A labiaplasty is more of a comfort procedure, because either the labia minora or majora is hanging too low and they don’t like the way it looks or feels in tight-fitting yoga pants or bikinis. Or they’re having discomfort during intercourse and the labia gets caught, which causes pain. A labiaplasty is more cosmetic, whereas a vaginoplasty is more functional.”
Is a vaginoplasty covered by insurance then?
“No. Unfortunately, even women who have had bad, bad tears from vaginal delivery and have no stability in the vagina are still not covered. These are all considered cosmetic procedures.”
What type of anesthesia is required for both procedures?
“A labiaplasty can be done under local anesthesia in the operating room and they don’t have to go to sleep. I just numb the area with lidocaine and do the procedure. Whereas with vaginoplasty, it has to be done under general anesthesia because I can’t get the patient comfortable enough without it. Most individuals enjoy taking a quick nap because of the positioning and comfort of the area.”
What is the recovery like?
“Anything we do surgically for the vagina, it’s six weeks of taking it easy, nothing in the vagina. The first few weeks, the patient will be swollen and sore and may have some difficulty walking and feel some burning from the friction. You don’t want to sit for prolonged periods of time because you can get swelling in the area, so standing is good. No sitting on bikes or any kind of direct pressure is very important. All of the stitches do dissolve in six to eight weeks, so there’s nothing we need to remove. Once you get past six weeks, there are no restrictions.”
Could these procedures be done as part of a “Mommy Makeover” too?
“Of course. Mommy Makeovers classically combine procedures for the breast and abdomen, but mine often include those plus vaginal rejuvenation. Having a medispa here, I can do surgery to remove extra tissue of the labia and then send them over to get tightening with the DiVa in six months. It’s great having all the surgical and nonsurgical options under one roof.”

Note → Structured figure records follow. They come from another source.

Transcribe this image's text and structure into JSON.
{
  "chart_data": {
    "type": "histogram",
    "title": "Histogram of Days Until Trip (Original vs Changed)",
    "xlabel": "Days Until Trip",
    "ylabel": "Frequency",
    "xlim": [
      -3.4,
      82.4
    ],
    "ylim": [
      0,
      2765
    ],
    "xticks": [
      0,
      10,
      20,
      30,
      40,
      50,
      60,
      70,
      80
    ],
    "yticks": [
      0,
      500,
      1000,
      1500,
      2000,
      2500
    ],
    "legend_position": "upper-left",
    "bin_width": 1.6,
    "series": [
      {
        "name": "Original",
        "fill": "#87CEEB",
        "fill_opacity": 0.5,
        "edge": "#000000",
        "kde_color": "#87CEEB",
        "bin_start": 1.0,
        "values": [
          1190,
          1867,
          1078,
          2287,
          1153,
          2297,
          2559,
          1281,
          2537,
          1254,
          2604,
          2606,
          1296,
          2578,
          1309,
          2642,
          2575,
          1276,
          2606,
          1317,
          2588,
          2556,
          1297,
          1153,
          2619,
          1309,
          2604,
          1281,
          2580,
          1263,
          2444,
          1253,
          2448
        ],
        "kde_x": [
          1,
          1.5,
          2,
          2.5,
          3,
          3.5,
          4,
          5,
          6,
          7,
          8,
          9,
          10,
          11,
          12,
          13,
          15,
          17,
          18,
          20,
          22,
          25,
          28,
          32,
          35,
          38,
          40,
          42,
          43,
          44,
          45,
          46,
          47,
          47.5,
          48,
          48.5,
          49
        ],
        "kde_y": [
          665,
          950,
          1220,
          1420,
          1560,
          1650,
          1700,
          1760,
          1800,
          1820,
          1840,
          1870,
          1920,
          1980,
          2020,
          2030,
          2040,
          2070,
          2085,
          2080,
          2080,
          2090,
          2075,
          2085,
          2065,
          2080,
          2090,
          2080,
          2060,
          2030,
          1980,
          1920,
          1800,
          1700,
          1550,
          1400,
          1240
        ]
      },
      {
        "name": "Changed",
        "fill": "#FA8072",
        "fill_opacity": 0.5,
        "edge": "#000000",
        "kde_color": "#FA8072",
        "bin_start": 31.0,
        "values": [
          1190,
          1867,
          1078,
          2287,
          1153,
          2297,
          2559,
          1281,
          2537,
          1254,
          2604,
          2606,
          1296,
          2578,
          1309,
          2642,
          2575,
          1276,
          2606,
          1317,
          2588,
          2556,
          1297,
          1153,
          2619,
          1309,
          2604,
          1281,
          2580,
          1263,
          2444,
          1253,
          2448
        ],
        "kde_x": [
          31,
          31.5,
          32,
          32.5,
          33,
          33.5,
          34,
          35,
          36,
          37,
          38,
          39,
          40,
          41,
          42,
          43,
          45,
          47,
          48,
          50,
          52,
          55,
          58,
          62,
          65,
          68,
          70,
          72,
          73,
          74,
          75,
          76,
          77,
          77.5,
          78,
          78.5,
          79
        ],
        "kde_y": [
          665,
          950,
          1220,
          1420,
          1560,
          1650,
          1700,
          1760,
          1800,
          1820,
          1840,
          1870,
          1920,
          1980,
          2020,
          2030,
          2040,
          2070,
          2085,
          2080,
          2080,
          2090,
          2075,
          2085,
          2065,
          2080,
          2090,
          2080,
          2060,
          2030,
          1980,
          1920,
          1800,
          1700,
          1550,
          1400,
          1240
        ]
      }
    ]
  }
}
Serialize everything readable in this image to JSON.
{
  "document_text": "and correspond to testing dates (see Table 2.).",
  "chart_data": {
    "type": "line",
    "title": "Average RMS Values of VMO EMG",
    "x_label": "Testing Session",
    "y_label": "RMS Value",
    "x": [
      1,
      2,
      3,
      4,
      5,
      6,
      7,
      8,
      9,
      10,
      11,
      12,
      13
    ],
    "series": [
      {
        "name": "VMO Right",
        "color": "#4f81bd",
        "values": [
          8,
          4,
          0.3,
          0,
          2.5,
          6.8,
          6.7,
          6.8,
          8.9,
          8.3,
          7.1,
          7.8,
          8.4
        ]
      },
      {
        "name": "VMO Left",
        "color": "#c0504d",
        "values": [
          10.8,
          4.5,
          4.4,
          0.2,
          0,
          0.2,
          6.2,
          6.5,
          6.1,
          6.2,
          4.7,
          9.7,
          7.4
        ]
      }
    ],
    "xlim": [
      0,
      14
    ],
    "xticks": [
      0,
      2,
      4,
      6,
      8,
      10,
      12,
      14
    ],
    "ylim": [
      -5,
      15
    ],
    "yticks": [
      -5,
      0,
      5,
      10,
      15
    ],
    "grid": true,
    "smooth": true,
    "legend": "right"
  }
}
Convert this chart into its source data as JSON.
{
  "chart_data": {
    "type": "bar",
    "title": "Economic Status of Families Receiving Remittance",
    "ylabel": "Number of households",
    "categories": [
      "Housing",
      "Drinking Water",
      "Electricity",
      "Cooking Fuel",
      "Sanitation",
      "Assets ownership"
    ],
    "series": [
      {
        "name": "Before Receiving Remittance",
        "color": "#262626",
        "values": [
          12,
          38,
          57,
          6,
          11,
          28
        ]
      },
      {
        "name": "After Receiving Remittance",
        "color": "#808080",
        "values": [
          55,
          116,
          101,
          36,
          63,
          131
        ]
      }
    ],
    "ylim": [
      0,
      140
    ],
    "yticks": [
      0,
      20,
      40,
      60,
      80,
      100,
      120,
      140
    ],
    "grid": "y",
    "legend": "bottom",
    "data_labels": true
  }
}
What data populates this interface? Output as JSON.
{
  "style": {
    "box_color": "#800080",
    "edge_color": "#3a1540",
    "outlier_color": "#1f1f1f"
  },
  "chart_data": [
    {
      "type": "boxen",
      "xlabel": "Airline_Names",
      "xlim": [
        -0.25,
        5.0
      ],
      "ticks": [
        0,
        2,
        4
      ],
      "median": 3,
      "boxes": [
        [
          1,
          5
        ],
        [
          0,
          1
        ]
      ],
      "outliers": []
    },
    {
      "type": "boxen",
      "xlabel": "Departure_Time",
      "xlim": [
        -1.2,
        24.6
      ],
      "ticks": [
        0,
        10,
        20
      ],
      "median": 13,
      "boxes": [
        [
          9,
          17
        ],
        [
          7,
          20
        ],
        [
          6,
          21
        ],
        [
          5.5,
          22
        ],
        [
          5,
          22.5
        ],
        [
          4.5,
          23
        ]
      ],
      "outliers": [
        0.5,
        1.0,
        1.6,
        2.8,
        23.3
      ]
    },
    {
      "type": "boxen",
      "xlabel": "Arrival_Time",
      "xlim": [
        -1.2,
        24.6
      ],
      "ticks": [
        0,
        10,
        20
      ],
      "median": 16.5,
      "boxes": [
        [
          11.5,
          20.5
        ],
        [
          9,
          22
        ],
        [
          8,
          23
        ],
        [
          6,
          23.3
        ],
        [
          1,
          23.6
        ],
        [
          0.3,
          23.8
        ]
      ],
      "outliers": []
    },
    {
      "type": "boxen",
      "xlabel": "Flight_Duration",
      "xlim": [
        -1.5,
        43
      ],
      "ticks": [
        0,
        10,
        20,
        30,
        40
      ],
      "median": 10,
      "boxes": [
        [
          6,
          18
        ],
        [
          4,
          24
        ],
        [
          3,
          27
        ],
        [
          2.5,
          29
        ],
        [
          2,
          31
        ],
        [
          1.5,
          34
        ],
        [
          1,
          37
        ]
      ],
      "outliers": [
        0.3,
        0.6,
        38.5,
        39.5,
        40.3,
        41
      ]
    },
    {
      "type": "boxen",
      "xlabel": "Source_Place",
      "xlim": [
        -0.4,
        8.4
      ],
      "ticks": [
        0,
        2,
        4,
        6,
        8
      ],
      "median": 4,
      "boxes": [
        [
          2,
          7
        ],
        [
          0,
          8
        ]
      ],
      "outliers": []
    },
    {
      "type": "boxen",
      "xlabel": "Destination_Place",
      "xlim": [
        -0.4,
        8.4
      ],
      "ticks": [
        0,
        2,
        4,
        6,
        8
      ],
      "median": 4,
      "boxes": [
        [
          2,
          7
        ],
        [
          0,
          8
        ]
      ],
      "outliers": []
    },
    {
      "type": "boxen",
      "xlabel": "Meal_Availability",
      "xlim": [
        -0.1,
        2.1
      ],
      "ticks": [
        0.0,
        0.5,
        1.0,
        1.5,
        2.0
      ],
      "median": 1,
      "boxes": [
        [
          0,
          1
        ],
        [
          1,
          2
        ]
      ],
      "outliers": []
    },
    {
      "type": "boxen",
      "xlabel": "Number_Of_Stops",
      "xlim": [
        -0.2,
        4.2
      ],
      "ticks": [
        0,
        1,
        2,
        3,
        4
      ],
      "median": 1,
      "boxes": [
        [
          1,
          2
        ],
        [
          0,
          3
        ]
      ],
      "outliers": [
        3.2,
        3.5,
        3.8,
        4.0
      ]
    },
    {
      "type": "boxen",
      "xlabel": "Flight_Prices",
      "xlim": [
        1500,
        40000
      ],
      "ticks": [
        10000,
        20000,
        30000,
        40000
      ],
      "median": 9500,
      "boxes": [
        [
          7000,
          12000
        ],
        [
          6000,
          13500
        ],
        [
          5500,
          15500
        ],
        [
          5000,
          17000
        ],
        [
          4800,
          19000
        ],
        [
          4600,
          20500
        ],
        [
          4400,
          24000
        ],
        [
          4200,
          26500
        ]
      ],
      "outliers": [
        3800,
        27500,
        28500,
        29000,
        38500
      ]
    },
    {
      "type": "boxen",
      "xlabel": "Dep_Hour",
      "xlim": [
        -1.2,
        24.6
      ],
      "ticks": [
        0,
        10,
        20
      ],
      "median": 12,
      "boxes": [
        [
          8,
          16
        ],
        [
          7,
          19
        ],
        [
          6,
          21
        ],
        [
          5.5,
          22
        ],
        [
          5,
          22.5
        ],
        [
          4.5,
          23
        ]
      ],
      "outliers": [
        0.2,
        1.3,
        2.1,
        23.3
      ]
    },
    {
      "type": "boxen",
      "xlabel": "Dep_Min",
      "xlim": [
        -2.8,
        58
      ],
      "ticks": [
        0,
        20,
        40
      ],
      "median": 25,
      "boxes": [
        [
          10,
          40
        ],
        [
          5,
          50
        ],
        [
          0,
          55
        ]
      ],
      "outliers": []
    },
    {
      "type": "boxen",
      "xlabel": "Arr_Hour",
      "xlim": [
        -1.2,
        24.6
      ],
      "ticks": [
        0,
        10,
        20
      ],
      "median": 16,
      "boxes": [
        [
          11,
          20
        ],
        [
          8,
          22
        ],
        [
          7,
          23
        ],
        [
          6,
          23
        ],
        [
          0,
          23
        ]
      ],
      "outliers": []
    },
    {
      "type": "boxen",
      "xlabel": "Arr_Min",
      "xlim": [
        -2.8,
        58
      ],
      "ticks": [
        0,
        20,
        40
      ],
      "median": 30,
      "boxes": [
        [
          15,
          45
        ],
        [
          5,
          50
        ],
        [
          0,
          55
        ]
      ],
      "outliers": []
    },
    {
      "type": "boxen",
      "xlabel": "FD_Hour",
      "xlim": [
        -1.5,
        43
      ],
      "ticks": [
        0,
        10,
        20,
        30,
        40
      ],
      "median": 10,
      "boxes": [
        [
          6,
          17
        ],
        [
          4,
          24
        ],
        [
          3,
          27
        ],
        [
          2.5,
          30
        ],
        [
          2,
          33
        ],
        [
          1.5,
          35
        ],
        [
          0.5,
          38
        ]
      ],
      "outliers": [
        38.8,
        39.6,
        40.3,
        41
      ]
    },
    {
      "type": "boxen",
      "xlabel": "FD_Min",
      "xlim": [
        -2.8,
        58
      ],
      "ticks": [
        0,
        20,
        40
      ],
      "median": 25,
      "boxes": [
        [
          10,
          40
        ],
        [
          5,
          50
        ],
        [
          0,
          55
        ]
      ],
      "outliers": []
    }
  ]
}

How do you get patients to feel comfortable talking about these things?
“I get it, it’s a sensitive subject, and I’m a male and all the patients dealing with this are female, but by the time they reach the consultation chair, they’re almost mentally committed to the procedure because it’s a very humbling experience for them. They’ve reached that point that they’re past feeling embarrassed for the most part. Just like any other procedure, they show me what bothers them and I listen to their concerns, and then I talk about the treatment plan. I look at it as body art and I’m here to do what the patient is asking for within reason to make them feel better and meet their goals. I take it very seriously like everything else that I do.”
What about before-and-after images? I imagine this area is treated differently than other body part, and patients shouldn’t expect to get a book of before-and-after images like they would for a breast augmentation or rhinoplasty.
“Exactly. Everyone’s body is very different when it comes to this area. I don’t do before-and-afters for these procedures; I never have and I’ve been doing them for more than five years now. It’s more of a discussion, and maybe sketching for the patient on paper, as opposed to taking exposed photos of the patient. No one has ever asked me to see before-and-afters either. However, when it comes to labiaplasty, I ask them if they have any pictures of a labia they’ve seen that they want theirs to look like, so I can help guide them down the surgical pathway.”